86 is the atomic number of radon. Radon is the densest elemental gas with a density of 9.7 g/L. In comparison, air has a density of only 1.2 g/L. It is also the only radioactive noble gas. At room temperature, radon is colorless, but it displays a yellow phosphorescence at its freezing point, (-71˚C) and becomes a reddish orange as temperature decreases. You can dissolve radon in water to form a clear liquid. Our atmosphere is 1.0E-19% radon, while nitrogen makes up 78.1% of it. An interesting characteristic of radon is that there is less than a 10˚C gap between its melting point and freezing point.
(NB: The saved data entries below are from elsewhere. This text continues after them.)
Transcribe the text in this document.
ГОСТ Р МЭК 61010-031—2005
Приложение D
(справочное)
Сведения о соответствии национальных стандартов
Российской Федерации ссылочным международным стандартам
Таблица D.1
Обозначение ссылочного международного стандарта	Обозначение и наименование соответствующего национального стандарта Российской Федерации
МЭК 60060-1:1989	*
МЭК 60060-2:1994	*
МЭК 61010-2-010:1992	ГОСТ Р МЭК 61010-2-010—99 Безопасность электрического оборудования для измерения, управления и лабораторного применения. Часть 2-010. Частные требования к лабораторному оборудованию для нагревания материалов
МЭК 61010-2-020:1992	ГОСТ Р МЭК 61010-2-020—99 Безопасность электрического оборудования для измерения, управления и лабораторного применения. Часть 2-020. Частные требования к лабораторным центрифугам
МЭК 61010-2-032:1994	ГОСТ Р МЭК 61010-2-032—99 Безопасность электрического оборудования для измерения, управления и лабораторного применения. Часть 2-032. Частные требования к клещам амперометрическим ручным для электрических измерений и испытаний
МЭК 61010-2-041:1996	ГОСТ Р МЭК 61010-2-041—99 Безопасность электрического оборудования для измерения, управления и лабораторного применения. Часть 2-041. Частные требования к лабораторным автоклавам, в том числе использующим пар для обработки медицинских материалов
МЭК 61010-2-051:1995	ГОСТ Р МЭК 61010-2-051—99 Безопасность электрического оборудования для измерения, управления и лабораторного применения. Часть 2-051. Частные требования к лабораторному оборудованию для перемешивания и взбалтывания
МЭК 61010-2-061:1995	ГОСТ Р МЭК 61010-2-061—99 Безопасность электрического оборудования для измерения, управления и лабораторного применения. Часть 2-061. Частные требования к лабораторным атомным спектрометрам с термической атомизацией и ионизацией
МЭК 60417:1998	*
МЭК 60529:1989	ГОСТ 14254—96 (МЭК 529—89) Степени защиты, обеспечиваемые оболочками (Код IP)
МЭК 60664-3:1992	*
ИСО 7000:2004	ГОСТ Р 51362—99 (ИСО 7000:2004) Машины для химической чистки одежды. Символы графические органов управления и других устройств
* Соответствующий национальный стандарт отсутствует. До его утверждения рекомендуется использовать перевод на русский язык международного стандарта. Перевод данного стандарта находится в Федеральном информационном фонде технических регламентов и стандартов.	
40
A decay product of uranium, thorium, and radium, radon poses a threat to people because it emits alpha particles that comes in direct contact with tissues when inhaled, and also decomposes into solid radioactive elements like lead, polonium, and bismuth. Industrial companies can also manufacture radon by transferring uranium ores into solutions of hydrochloric and hydrobromic acids, then condensing radon with liquid nitrogen. They can be found at hot springs like those throughout Japan, in higher concentrations, and can also accumulate in homes. The recommended safety levels for a home is to have a radon level of no greater than 4 pCi/L. A curie is equivalent to the radiation level of 1 gram of radium. In Oregon, radon levels are relatively low on the western side, and moderate on the eastern end. The exception is the area along the Columbia River in and around the Gorge, where levels are much higher. Radon gets into houses through wall cavities, cracks, and even the water supply. House testing kits are available and are somewhat affordable, and are highly recommended by the Environmental Protection Agency (EPA)1. Second only to smoking, the radiation emitted by radon is a leading cause of lung cancer deaths, amounting to between 15,000 and 22,000 deaths per year2. Ironically, radon packed in a seed, or needle, was used by doctors during radiotherapy and radiography in order to treat cancer. Eventually safer methods were developed, and now radon is not used very often. Some doctors will still administer very small dosages of radon for cancer therapy. There are several ways that people can be tested for radon in their body, most notably through levels in their urine, blood, lung, and bone tissue, though it is not commonly done, due to radon’s instability. A developing use for radon is earthquake prediction. During seismic events, uranium ore begins to break from the enormous pressure and causes it to decay into radon and other elements. Seismologists believe that the spike in radon levels in the ground could potentially be a helpful precursor to an earthquake, especially since its short half-life will allow for greater accuracy.